All over the nation, we are seeing a somewhat scary but also ridiculous trend taking place. Since the unfortunate death of George Floyd in May of last year, there has been a massive movement to cancel and get rid of anything that could even remotely be associated with racism, whiteness, or apparently American history.
Statues and monuments have been toppled, mascots and flags are being changed, and businesses and roads are being renamed.
And nowhere does this seem more prevalent than in liberally held cities like that of Portland, Oregon.
Here, a local high school was renamed just a few months ago. Formerly known as Woodrow Wilson High School, the school now goes by the name of the Ida B. Wells-Barnett High School, as someone decided that as a former president and one who was white, Wilson no longer deserved such an honor.
Ida B. Wells-Barnett, on the other hand, was a woman and one of color, as well as a co-founder of the NAACP. Clearly, she checks all the right boxes…
But that’s not the most ridiculous part of this – not by a long shot.
With the coming of a new name, the school board determined that it might also be time to change out the school’s mascot, a Trojan. While it doesn’t necessarily have ties to whiteness or racism, as it is essentially a mythical creation found in Homer’s Iliad, it apparently didn’t do enough to represent the mission of the left-leaning school board.
So what will the new mascot be?
Well, that hasn’t been fully decided just yet.
The school board was all set to vote and name “the Evergreens” as their new mascot as of Tuesday, March 30, during a Portland Public School Board of Education meeting.
As teacher Ellen Whatmore, who is on the renaming committee for the school, read during the meeting, “Evergreens are characterized by the life-giving force of their foliage, the strength of their massive trunk, and the depth of their roots – in an individual tree and as a forest of trees. They provide shelter and sustenance. They have histories that preclude us and will continue in perpetuity after we are no more.”
It also seems a fitting mascot for a school located in the Pacific Northwest, where much of the mountainous and coastal landscape is thickly inhabited by evergreens of various kinds.
However, at the very last moment, right before the vote, a voice spoke out with a concern about making a tree, something that lynchings used to take place in, as a school mascot.
As The Portland Tribune reported, “Just before the Portland Public Schools Board of Education’s vote to approve the new mascot Tuesday, March 30, Director Michelle DePass shared community concerns of an unwanted correlation between Ida B. Wells – the historic Black activist, and Pulitzer Prize-winning journalist who documented and crusaded against lynching – and a tree which could conjure up reminders of hanging people with ropes from branches.”
Now, you and I both know full well that “evergreens” were not precisely the tree of choice for lynchings. There are simply far too many branches in most cases, even for the more southern growing pines.
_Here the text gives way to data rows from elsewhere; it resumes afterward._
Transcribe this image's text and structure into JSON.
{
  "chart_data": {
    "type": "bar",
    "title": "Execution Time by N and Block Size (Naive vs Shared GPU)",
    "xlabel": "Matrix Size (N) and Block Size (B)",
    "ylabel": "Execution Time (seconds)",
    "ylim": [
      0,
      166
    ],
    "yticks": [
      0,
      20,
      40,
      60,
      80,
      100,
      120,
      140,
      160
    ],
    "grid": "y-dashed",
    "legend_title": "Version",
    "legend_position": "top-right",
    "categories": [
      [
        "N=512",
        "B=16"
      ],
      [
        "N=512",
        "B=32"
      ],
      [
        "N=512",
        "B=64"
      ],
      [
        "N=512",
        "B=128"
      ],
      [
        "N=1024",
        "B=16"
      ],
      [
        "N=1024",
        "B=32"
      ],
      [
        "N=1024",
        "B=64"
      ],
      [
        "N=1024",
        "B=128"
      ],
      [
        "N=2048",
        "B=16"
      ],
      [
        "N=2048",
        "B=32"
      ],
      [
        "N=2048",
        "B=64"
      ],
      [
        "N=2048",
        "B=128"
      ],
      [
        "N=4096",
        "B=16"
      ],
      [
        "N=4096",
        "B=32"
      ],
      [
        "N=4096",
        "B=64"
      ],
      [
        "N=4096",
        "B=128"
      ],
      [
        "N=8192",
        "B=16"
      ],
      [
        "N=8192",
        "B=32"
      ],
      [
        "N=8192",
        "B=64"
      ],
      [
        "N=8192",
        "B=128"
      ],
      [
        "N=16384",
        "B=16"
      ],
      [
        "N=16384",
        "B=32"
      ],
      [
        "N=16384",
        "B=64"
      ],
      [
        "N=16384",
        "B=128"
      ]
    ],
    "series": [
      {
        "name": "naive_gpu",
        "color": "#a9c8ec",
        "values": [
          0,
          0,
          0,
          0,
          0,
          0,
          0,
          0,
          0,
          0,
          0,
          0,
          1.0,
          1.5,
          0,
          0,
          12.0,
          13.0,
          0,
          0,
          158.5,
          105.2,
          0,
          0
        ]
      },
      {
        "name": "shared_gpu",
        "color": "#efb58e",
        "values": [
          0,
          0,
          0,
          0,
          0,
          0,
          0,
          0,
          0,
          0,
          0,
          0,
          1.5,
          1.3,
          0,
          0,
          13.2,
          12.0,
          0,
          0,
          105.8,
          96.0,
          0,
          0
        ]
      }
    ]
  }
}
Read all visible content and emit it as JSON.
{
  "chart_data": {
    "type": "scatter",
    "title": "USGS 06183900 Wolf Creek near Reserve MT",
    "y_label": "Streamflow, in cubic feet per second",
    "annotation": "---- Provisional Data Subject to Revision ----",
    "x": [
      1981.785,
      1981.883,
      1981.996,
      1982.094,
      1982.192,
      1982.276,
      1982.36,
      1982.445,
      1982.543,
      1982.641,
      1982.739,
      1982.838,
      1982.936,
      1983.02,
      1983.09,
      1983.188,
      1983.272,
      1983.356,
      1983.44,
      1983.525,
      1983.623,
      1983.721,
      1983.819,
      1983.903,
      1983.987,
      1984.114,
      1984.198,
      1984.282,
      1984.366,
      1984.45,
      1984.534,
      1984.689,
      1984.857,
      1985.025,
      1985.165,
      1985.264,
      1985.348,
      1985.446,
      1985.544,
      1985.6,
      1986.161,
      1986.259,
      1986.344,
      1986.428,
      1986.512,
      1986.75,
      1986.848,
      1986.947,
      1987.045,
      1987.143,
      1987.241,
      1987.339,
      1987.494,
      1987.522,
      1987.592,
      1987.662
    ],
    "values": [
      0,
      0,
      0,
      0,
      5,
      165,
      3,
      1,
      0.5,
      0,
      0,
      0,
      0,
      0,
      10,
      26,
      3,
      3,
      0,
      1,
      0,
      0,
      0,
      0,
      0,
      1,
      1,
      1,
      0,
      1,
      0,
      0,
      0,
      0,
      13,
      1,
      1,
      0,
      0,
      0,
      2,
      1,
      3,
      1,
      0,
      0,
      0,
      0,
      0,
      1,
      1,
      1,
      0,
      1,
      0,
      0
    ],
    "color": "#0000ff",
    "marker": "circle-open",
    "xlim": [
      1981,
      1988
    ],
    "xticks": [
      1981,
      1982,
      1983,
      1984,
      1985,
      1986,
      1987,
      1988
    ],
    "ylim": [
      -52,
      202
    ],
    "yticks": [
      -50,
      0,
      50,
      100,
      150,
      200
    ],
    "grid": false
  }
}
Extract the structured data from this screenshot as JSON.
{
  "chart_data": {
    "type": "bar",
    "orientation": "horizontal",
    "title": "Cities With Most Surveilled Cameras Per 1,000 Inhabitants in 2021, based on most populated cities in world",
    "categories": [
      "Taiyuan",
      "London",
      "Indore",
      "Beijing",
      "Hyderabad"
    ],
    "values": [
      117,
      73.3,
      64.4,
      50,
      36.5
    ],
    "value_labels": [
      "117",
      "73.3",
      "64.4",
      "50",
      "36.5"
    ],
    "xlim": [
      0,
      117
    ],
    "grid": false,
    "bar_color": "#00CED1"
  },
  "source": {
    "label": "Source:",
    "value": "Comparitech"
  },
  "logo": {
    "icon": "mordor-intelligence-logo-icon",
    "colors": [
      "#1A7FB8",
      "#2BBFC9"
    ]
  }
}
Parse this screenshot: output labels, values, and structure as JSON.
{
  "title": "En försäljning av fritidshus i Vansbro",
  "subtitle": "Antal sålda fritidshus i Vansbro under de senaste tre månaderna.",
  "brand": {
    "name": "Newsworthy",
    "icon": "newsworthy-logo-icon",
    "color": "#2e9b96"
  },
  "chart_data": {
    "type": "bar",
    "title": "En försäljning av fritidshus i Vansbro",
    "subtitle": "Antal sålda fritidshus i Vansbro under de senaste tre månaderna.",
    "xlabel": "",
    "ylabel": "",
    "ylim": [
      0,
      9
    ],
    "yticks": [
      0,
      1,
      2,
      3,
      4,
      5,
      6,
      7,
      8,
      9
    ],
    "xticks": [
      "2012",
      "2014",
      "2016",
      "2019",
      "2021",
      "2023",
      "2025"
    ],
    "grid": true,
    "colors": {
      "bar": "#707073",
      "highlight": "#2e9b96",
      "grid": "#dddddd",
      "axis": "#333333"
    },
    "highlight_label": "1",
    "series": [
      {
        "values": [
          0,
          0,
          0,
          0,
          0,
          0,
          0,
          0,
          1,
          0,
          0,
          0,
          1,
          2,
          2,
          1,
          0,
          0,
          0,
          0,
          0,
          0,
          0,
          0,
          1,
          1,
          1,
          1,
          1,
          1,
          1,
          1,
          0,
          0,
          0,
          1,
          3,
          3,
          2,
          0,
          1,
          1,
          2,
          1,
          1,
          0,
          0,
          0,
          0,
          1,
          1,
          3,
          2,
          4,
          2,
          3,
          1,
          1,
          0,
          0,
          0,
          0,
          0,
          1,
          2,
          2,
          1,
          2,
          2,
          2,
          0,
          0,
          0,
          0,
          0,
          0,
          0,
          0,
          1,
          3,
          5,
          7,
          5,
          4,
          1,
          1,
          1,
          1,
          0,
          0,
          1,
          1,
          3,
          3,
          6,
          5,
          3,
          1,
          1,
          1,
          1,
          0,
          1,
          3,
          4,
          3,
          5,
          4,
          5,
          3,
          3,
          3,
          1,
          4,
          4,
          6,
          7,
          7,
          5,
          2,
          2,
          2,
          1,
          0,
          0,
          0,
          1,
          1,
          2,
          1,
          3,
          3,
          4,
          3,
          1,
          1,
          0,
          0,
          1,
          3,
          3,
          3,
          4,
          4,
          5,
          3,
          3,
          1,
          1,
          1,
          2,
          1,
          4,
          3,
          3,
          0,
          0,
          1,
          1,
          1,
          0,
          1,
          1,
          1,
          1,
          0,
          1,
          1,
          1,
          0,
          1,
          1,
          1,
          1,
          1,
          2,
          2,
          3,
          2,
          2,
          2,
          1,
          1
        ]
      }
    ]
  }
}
And more than one individual pointed this out. Martin Osborne, an African American on the renaming committee, said, “Lynching trees typically are not evergreens,” and added that they “had nothing to do with the horrible history of lynching in the United States.”
But the school board decided to delay the vote until the next meeting nonetheless.
Nationally-known civil rights attorney Leo Terrell thinks the whole thing is absurd.
As he remarked on the subject recently, “I’ve been a civil rights attorney for 30 years. I taught history for seven years. I’ve never had a client complain that a tree (of any kind) is racist. I’ve never had a case that deals with a tree being racist. It devalues true racism in this country. The idea of a tree having some participation in racist activity – there’s no data, there’s no analogy, there’s not historical, analytical approach to such a conclusion.”
In other words, there is nothing, anywhere, that suggests this “concern” should be taken seriously.
And yet, that appears to be just the kind of America we live in today, where trees are just as racist as the people walking under them.